Тридцать первое воспоминание. Двадцать шесть лет.
Каждую ночь мне снится один и тот же сон. Аптечный прилавок, отец, за моей спиной пятилетний сын. Сын только что родился, рядом с ним полугодовалые дети кажутся слишком большими. А этот — вообще гигант. Мне все время кажется, что в этом кошмаре заложен какой-то смысл, который мне надо разгадать. Но он ускользает все время, уходит, мучает меня.

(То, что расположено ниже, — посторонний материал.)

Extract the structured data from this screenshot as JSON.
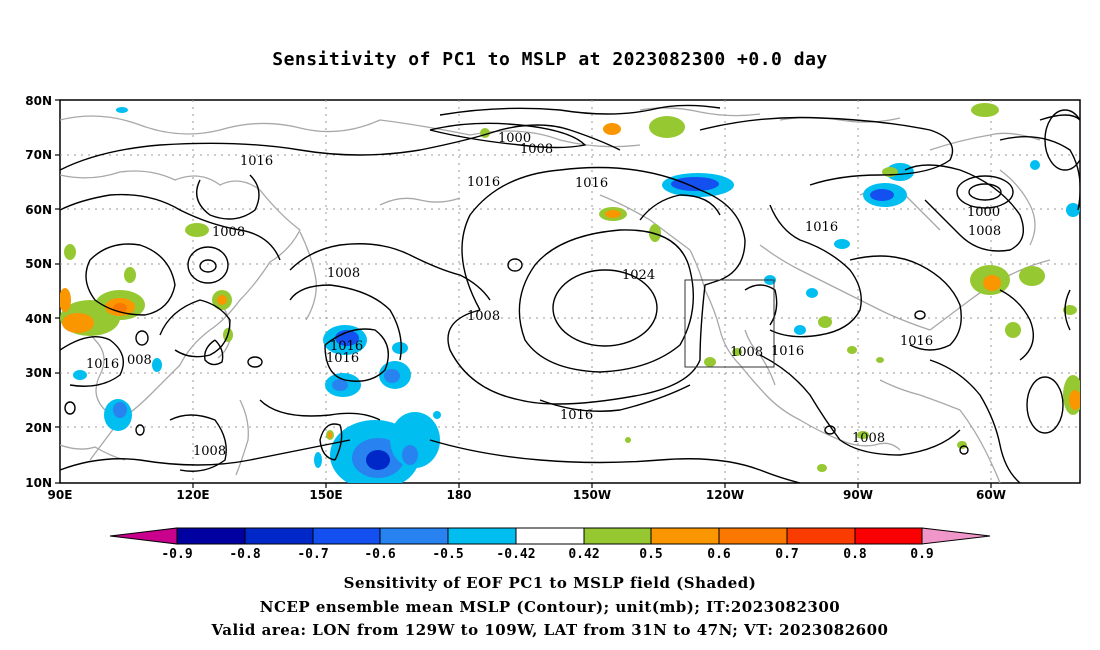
{
  "title": "Sensitivity of PC1 to MSLP at 2023082300 +0.0 day",
  "lat_labels": [
    "80N",
    "70N",
    "60N",
    "50N",
    "40N",
    "30N",
    "20N",
    "10N"
  ],
  "lon_labels": [
    "90E",
    "120E",
    "150E",
    "180",
    "150W",
    "120W",
    "90W",
    "60W"
  ],
  "contour_labels": [
    {
      "text": "1000"
    },
    {
      "text": "1008"
    },
    {
      "text": "1016"
    },
    {
      "text": "1016"
    },
    {
      "text": "1016"
    },
    {
      "text": "1008"
    },
    {
      "text": "1008"
    },
    {
      "text": "1024"
    },
    {
      "text": "1008"
    },
    {
      "text": "1016"
    },
    {
      "text": "1016"
    },
    {
      "text": "1016"
    },
    {
      "text": "008"
    },
    {
      "text": "1016"
    },
    {
      "text": "1008"
    },
    {
      "text": "1016"
    },
    {
      "text": "1016"
    },
    {
      "text": "1008"
    },
    {
      "text": "1016"
    },
    {
      "text": "1000"
    },
    {
      "text": "1008"
    },
    {
      "text": "1008"
    }
  ],
  "colorbar": {
    "labels": [
      "-0.9",
      "-0.8",
      "-0.7",
      "-0.6",
      "-0.5",
      "-0.42",
      "0.42",
      "0.5",
      "0.6",
      "0.7",
      "0.8",
      "0.9"
    ],
    "colors": [
      "#c8008c",
      "#0000a0",
      "#0028c8",
      "#1450f0",
      "#2882f0",
      "#00bef0",
      "#ffffff",
      "#96c832",
      "#fa9600",
      "#fa7800",
      "#fa3c00",
      "#fa0000",
      "#f096c8"
    ]
  },
  "caption": {
    "line1": "Sensitivity of EOF PC1 to MSLP field (Shaded)",
    "line2": "NCEP ensemble mean MSLP (Contour); unit(mb); IT:2023082300",
    "line3": "Valid area: LON from 129W to 109W, LAT from 31N to 47N; VT: 2023082600"
  }
}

Знакомые отца сообщают, что он продал дачу, поскольку собирается умирать и не хочет ее никому оставлять. Дом жалко, насчет того, что отец помирает, я не верю. С ним это случается каждый год, с моего рождения.
Рассказывают, однако, что он ездит по всей стране, останавливается у своих многочисленных детей. Каждую неделю я узнаю о том, что еще в какой-то точке Советского Союза у меня есть брат или сестра. Мне становится ясным, почему всю жизнь его работа была связана с дорогой.
Тридцать второе воспоминание. Двадцатьсемь лет.
Отец в больнице. Он, действительно, умирает. Я прошу одного из его знакомых зайти к нему и посмотреть, смягчился ли он хоть немного, готов ли к примирению. Знакомый возвращается и говорит, что отец, с порога, не здороваясь, спросил, не я ли, Петька или Янка послали шпионить за ним. Я не иду с ним прощаться. Никто не идет. Он умирает в одиночестве больничной палаты.
На похороны съезжаются со всей страны многочисленные братья и сестры, с которыми мне еще предстоит познакомиться. Старшая сестра — на пенсии, младший брат — школьник. Ощущение всеобщей неловкости. На похороны приходит много народу, среди всех — выделяется большая, держащаяся особняком группа немолодых мужчин, которых я никогда прежде не видела.